L'humanisme pose la question du niveau de pertinence : est-ce l'humanité biologique (difficile à définir) ou l'humanité transmise culturellement par le langage ou même l'histoire de l'Etre ? On pourrait dire, autrement : si des extra-terrestes existaient ne feraient-ils partie de l'humanité ? Il faut bien admettre qu'on est avec l'anti-humanisme allemand en bien mauvaise compagnie. Face à l'idéologie universaliste de Napoléon, Fichte identifiait le concept d'humanité à une langue étrangère dépossédant les peuples de leurs racines et d'un sens originel. La condition de toute authenticité serait de parler sa langue maternelle en s'inscrivant dans la continuité d'un peuple et de son expérience historique, "développement du principe originel et divin". 171 On ne pourrait donc adopter un point de vue universel, en surplomb, donner sens à l'humanité avant la fin de l'histoire comme lutte des différents peuples sans la vider de sa substance, des visions du monde qui s'affrontent et s'approfondissent. Nous ne pourrions ainsi que nous ressourcer à nos origines pour en réaliser le principe. Le principe d'humanité ne servirait qu'à imposer classiquement ses propres valeurs aux autres, sa propre version des faits, ce qu'on ne peut nier pour Napoléon notamment.
Cette question du relativisme des cultures n'est pourtant pas nouvelle puisqu'elle a trouvé sa réponse dans la philosophie grecque où se fonde une civilisation occidentale qu'on ne peut pas mettre sur le même plan que les cultures traditionnelles dont elle se distingue depuis Hérodote par la confrontation des différentes traditions et par leur critique. Le travail du scepticisme des sophistes a préparé la reconstruction philosophique rationnelle du monde avec toute sa puissance et ses dangers. La culture scientifique occidentale est la culture de la destruction de la culture comme la religion chrétienne est la religion de la sortie de la religion (de l'homme dieu). C'est dans un sens opposé à tout relativisme ségrégationniste que les sciences peuvent dissoudre l'homme en savoirs éclatés, perdant ainsi son unité mythologique et son support narcissique sans que cela signifie la fin du sujet.
Lorsque Foucault parle de la fin de l'homme ce n'est pas par un retour aux liens naturels de l'origine mais plutôt leur déliaison qui sépare les plans où pourrait se rassembler une essence humaine entre biologie, conflits et langage qui ne se recouvrent plus. On voit que cela n'implique aucun renoncement, aucune complaisance avec un anti-humanisme raciste, ni même avec un processus sans sujet.

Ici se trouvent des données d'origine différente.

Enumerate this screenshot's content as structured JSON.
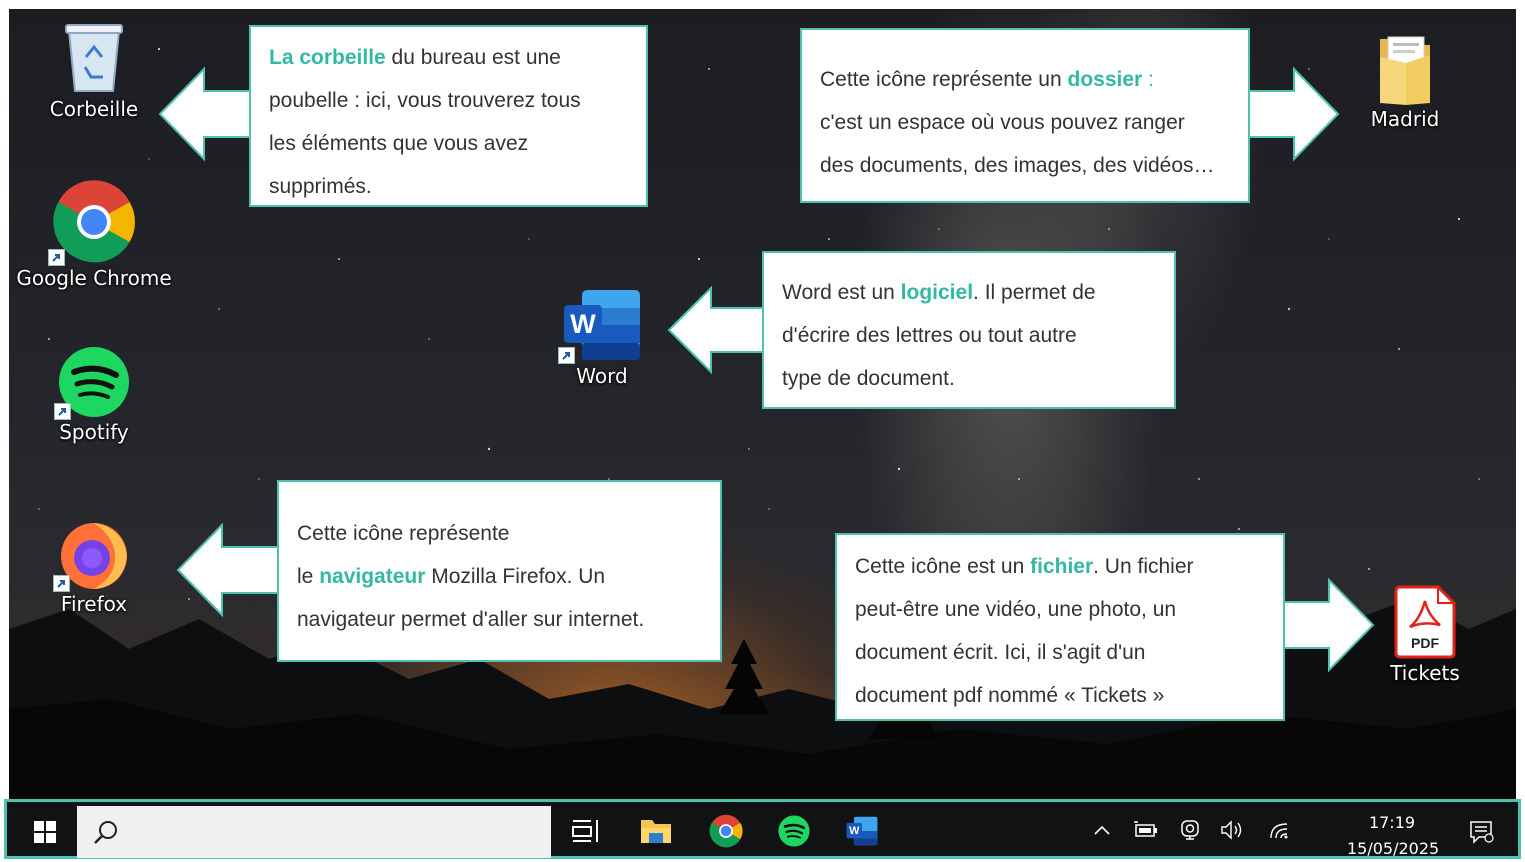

Pour certains, par contre, rien n'existe hors de l'individu et il n'y a ni groupe, ni société, ni humanité ! Pourtant leur discours est adressé à une communauté devant laquelle ils se sentent responsables, de laquelle ils veulent être reconnus. L'individu est une construction historique et sociale. Pour Sartre qui donne toute sa place à l'être-pour-l'autre, et bien que l'existentialisme soit une manifestation radicale de l'individuation, "L'Existentialisme est un humanisme". "L'homme, tel que le conçoit l'existentialiste, s'il n'est pas définissable, c'est qu'il n'est d'abord rien... L'homme existe d'abord" 22 C'est sa dignité, ce qui le constitue en projet, dépassement. Cela n'empêche pas que "notre responsabilité est beaucoup plus grande que nous ne pourrions le supposer, car elle engage l'humanité entière" 26. "En me choisissant, je choisis l'homme". "Il n'y a pas d'autre univers qu'un univers humain" 93. C'est l'absence de sens, d'essence humaine, qui donne sens à l'existence de chacun pour tous et qui donne toute son importance au moment historique. Son humanité n'a donc rien de biologique comme liberté, et peut-être mal nommée.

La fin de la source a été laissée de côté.